Raffles’ Ark Redrawn – Natural History Drawings from the Collection of Sir Thomas Stamford Raffles is a great book I picked up on a trip to the British Library earlier this year. It has beautiful reprints of the drawings made by anonymous Chinese artists hired by Raffles and his colonial peers, but what’s more interesting is the references to Penang in HJ Noltie’s research into these drawings.
Penang features large in Raffles’ path in natural history. His first menagerie was in Penang, when he was posted as Assitstant Secretary (1806-1810), and that zoo included a Siamang. It is from here that he continued his love for keeping exotic animals in Malacca, Java and Sumatra. It was also in Penang that Raffles would have come across Mrs Janet Hutton’s collection of natural history drawings (Penang, c. 1805), the wife of Thomas Hutton, a Malay translator to the government. (Hutton Lane is presumably named after Thomas Hutton.) And historians presume that Mrs Hutton’s collection would have inspired Raffles to start his own later on in his life.
Another collection which probably also inspired Raffles’ is William Farquhar’s, first governor of Malacca (1803-1811) and first Resident of Singapore (1819-1823). And here I got William Farquhar confused with Robert Townsend Farquhar of Penang, governor of Penang from 1804-05, when I first heard about the William Farquhar Collection of Natural History drawings being shown in a permanent gallery at the National Museum in Singapore.
The two Farquhars aren’t related to each other, apparently. (Anyway, for those whose interest is piqued about the two Farquhars: Will had a falling out with Raffles and got sacked from his post in Singapore in 1823 and returned to Scotland after, it looks like; while RT went on to become the first governor of Mauritius from 1810 to 1823).

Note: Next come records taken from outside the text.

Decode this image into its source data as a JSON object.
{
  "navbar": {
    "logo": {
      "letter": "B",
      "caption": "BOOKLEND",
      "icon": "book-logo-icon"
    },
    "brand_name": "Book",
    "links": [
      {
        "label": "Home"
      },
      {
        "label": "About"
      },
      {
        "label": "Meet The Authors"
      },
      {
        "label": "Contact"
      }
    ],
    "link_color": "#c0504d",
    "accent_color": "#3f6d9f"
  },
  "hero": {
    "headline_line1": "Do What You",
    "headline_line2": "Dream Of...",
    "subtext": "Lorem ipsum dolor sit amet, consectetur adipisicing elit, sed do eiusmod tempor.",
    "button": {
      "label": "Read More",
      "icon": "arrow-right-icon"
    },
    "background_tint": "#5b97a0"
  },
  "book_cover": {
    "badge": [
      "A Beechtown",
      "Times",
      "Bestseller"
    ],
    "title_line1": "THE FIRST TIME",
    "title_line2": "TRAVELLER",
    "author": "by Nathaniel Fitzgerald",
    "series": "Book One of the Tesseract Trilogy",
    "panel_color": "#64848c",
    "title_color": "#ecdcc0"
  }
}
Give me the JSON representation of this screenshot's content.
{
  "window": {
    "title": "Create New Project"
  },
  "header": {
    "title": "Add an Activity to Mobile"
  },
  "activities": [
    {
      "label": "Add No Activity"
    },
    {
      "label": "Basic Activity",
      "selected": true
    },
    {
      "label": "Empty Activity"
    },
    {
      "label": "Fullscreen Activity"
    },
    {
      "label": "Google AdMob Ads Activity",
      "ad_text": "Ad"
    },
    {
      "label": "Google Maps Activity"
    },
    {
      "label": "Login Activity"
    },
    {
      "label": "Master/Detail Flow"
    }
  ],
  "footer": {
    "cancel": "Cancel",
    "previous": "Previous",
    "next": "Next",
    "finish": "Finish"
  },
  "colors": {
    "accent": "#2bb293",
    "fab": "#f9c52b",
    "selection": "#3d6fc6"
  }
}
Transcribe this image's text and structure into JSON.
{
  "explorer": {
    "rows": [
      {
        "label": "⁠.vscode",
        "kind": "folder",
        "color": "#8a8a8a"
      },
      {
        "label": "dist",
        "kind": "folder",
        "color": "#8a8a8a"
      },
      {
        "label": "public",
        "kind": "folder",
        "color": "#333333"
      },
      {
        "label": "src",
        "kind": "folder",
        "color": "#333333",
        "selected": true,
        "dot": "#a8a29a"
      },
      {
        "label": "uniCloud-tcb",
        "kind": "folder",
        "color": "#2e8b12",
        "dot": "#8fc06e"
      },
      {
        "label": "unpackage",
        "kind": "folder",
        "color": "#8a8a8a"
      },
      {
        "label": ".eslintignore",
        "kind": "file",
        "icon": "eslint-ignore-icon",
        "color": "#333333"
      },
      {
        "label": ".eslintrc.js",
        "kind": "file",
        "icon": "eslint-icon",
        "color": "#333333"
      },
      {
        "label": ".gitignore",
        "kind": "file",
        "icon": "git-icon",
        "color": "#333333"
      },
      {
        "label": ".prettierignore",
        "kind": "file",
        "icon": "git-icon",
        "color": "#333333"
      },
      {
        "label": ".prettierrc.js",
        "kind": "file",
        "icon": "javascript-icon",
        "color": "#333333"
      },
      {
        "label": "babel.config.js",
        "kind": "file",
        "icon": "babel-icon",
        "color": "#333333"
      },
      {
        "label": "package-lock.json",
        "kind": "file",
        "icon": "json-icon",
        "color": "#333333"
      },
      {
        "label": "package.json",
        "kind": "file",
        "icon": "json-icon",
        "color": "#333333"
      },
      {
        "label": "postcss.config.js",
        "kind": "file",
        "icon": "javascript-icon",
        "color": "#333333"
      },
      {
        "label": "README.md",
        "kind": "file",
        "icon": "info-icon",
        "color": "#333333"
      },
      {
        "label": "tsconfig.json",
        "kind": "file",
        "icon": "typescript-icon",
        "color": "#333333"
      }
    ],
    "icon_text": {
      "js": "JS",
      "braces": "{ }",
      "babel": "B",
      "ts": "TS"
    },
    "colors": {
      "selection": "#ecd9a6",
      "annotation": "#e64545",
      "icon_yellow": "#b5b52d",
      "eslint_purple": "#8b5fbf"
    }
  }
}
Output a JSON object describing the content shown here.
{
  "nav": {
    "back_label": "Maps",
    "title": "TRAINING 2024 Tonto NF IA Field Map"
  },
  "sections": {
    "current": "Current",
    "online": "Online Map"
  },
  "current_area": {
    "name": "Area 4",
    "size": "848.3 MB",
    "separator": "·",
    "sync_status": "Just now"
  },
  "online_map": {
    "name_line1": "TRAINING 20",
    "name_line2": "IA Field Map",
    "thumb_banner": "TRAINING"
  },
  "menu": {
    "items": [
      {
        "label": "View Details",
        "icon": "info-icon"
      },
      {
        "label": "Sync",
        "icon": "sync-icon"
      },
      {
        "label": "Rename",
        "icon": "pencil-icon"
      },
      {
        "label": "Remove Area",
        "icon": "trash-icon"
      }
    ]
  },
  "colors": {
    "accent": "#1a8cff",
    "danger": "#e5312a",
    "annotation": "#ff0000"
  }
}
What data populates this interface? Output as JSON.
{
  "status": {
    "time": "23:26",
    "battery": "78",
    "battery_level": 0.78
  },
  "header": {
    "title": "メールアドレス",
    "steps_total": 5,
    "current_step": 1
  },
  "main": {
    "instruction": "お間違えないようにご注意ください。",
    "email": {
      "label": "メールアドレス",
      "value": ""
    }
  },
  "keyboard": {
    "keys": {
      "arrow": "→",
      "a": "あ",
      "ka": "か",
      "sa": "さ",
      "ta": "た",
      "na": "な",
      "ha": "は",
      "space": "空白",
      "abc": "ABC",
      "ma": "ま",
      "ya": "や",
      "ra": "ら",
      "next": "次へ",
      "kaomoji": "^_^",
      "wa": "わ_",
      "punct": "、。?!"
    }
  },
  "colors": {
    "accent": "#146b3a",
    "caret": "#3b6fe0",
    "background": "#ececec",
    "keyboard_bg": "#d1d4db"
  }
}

Anyhow, William Farquhar’s collection of 477 drawings, gifted to the National Museum of Singapore, is now on display, some 20 at a time at a permanent gallery. This would be the closest place where we can see some original drawings of the Natural History type as practised by the colonials in Asia. (I do feel kinda sorry for Farquhar because he never got his just dues for his role in the founding of Singapore and am convinced that it’s because his name is much harder to pronounce compared to Raffles’).